Location: 368A Heady Hall
Description: Benjamin Leard (Cornell University) "Consumer Heterogeneity and the Energy Paradox"
Abstract: This paper presents an analysis of the energy paradox (the idea that consumers undervalue cost savings from investments in energy efficiency with a focus on how consumers vary in their preferences for energy cost savings. By formulating a mixed logit discrete choice model of new vehicle demand that accounts for unobserved product characteristics, I estimate the distribution of household willingness-to-pay (WTP) for reducing gasoline costs by one dollar. While I find that the average household puts equal weight on vehicle price and fuel cost, I find significant heterogeneity in WTP where a nontrivial fraction of households appear to be inattentive to fuel cost differences. Encouraging these households to fully value fuel costs generates welfare gains that are on the same order of magnitude as the cost of increasing fuel economy standards.

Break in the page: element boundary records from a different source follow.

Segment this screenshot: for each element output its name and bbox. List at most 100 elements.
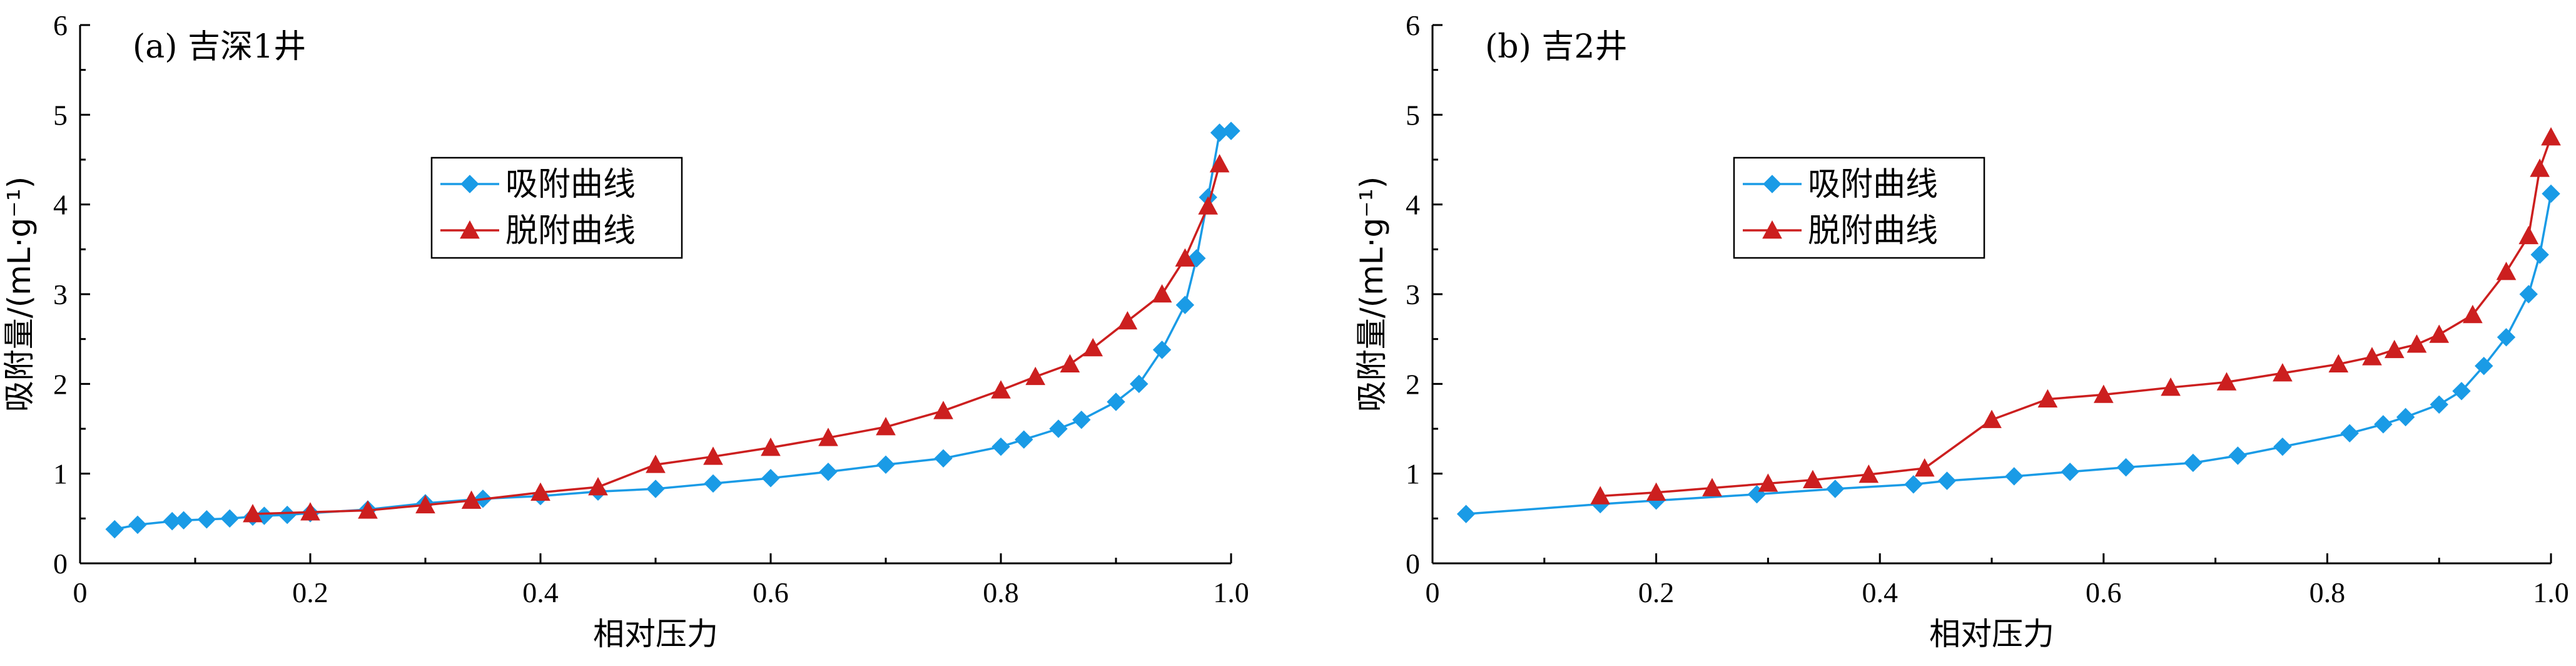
panel-a-series-1-point [703, 446, 723, 465]
panel-b-ytick-label: 4 [1406, 189, 1420, 221]
panel-b-series-1-point [2093, 384, 2114, 403]
panel-b-series-1-point [2530, 158, 2550, 177]
panel-a-series-0 [105, 121, 1240, 539]
panel-a-series-0-point [1222, 121, 1240, 140]
panel-a-xtick-label: 0.6 [753, 576, 789, 608]
panel-b-series-1 [1590, 127, 2561, 505]
panel-a-series-0-point [934, 449, 953, 468]
panel-a-xtick-label: 0 [73, 576, 88, 608]
panel-a-series-1-line [252, 163, 1221, 515]
panel-b-series-0-point [1904, 475, 1923, 494]
panel-b-xtick-label: 0 [1426, 576, 1440, 608]
panel-b-series-1-point [1646, 482, 1666, 501]
panel-a-series-1-point [1060, 354, 1080, 373]
panel-b-ytick-label: 1 [1406, 458, 1420, 490]
panel-a-series-0-point [1130, 374, 1149, 394]
panel-b-xtick-label: 0.8 [2310, 576, 2346, 608]
panel-a-series-1-point [991, 380, 1011, 399]
panel-a-series-0-point [1015, 430, 1033, 449]
panel-b-ytick-label: 5 [1406, 99, 1420, 131]
panel-b-ytick-label: 6 [1406, 9, 1420, 41]
panel-a-ytick-label: 5 [53, 99, 68, 131]
panel-b-series-1-point [1803, 469, 1823, 488]
panel-b-series-1-point [2362, 347, 2382, 366]
panel-a-series-1-point [646, 454, 666, 473]
panel-b-series-1-point [2463, 304, 2483, 324]
panel-a-series-0-point [220, 509, 239, 528]
panel-a-xtick-label: 0.4 [522, 576, 559, 608]
panel-a-series-0-point [1152, 341, 1172, 359]
panel-a-series-0-point [1072, 410, 1091, 429]
panel-a-series-1 [243, 154, 1230, 523]
panel-b-legend-label: 脱附曲线 [1808, 212, 1938, 250]
panel-b-title: (b) 吉2井 [1485, 28, 1627, 66]
panel-a-series-1-point [1117, 310, 1138, 330]
panel-a-series-1-point [300, 502, 320, 521]
panel-a-series-0-point [876, 455, 895, 474]
panel-a-xtick-label: 1.0 [1213, 576, 1249, 608]
panel-b-xtick-label: 0.6 [2086, 576, 2122, 608]
panel-a-series-1-point [1083, 337, 1103, 357]
panel-b-series-0-point [2519, 285, 2538, 304]
panel-b-series-0-point [2542, 184, 2560, 203]
panel-a-series-0-point [991, 437, 1010, 456]
panel-a-series-1-point [415, 494, 435, 514]
panel-b-ylabel: 吸附量/(mL·g⁻¹) [1354, 177, 1390, 412]
panel-a-xlabel: 相对压力 [593, 616, 718, 652]
panel-a-ytick-label: 3 [53, 279, 68, 310]
panel-b-xtick-label: 0.2 [1638, 576, 1675, 608]
panel-b-legend-marker [1763, 175, 1782, 193]
panel-b-series-0-point [2430, 395, 2448, 414]
panel-b-series-1-point [2273, 363, 2293, 382]
panel-b-series-1-point [2496, 262, 2517, 280]
panel-a-series-0-point [646, 479, 665, 498]
panel-b-xtick-label: 1.0 [2533, 576, 2569, 608]
panel-b-series-0-point [2005, 467, 2024, 486]
panel-a-series-1-point [243, 504, 263, 523]
panel-a-series-0-point [174, 511, 193, 530]
panel-b-series-1-point [2406, 334, 2427, 353]
panel-b-series-0-point [2184, 453, 2203, 473]
panel-b-series-1-point [1982, 409, 2002, 428]
panel-a-series-1-point [530, 482, 550, 501]
panel-a-series-1-point [461, 490, 482, 509]
panel-b-series-0-point [2273, 437, 2292, 456]
panel-b-legend-marker [1762, 220, 1782, 239]
panel-b-ytick-label: 3 [1406, 279, 1420, 310]
panel-a-ytick-label: 4 [53, 189, 68, 221]
panel-b-series-0-point [2497, 328, 2516, 347]
panel-a-series-1-point [876, 417, 896, 436]
panel-b-series-0-point [1937, 471, 1957, 490]
panel-a-ytick-label: 1 [53, 458, 68, 490]
panel-b-series-0-point [1456, 505, 1476, 523]
panel-a-series-1-point [1025, 366, 1046, 386]
panel-a-ytick-label: 6 [53, 9, 68, 41]
panel-a-series-0-point [704, 474, 723, 493]
panel-b-series-0-point [1825, 479, 1845, 498]
panel-a-series-1-point [588, 477, 608, 496]
panel-b-series-0-point [2116, 458, 2136, 477]
panel-b-series-0-point [2475, 356, 2493, 376]
panel-a-series-0-point [761, 469, 780, 488]
panel-b-series-0-point [2530, 245, 2549, 264]
panel-a-xtick-label: 0.8 [983, 576, 1019, 608]
panel-a-legend-marker [460, 175, 479, 193]
panel-a-series-0-point [1107, 392, 1125, 411]
panel-b-ytick-label: 0 [1406, 548, 1420, 580]
panel-a-series-0-point [1175, 295, 1195, 314]
panel-b-series-0-point [2374, 415, 2393, 434]
chart-panel-b: (b) 吉2井 相对压力 吸附量/(mL·g⁻¹) 0 1 2 3 4 5 6 0 0.2 0.4… [1354, 9, 2569, 652]
panel-b-series-1-point [1702, 478, 1722, 496]
panel-b-series-1-point [1914, 458, 1935, 477]
panel-b-legend-label: 吸附曲线 [1808, 166, 1938, 203]
panel-a-series-0-point [105, 520, 124, 539]
panel-a-series-0-point [278, 505, 297, 525]
panel-b-ytick-label: 2 [1406, 368, 1420, 400]
panel-b-series-1-point [2429, 324, 2450, 343]
panel-a-series-0-point [819, 463, 838, 481]
panel-a-series-1-point [933, 401, 953, 419]
panel-b-series-0-point [2228, 446, 2248, 465]
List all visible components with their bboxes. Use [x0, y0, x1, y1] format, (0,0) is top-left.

By calibrating a simple model of the new vehicle market, I find, however, that existing policies for increasing fuel economy fall short of realizing these gains because the policies influence the purchase decisions of all households, including those that fully or overvalue fuel costs. I also find tremendous variation in the ability of existing policies to preferentially encourage households that undervalue fuel costs to buy more fuel efficient vehicles, which highlights the importance of understanding and evaluating how energy efficiency programs target different consumer types.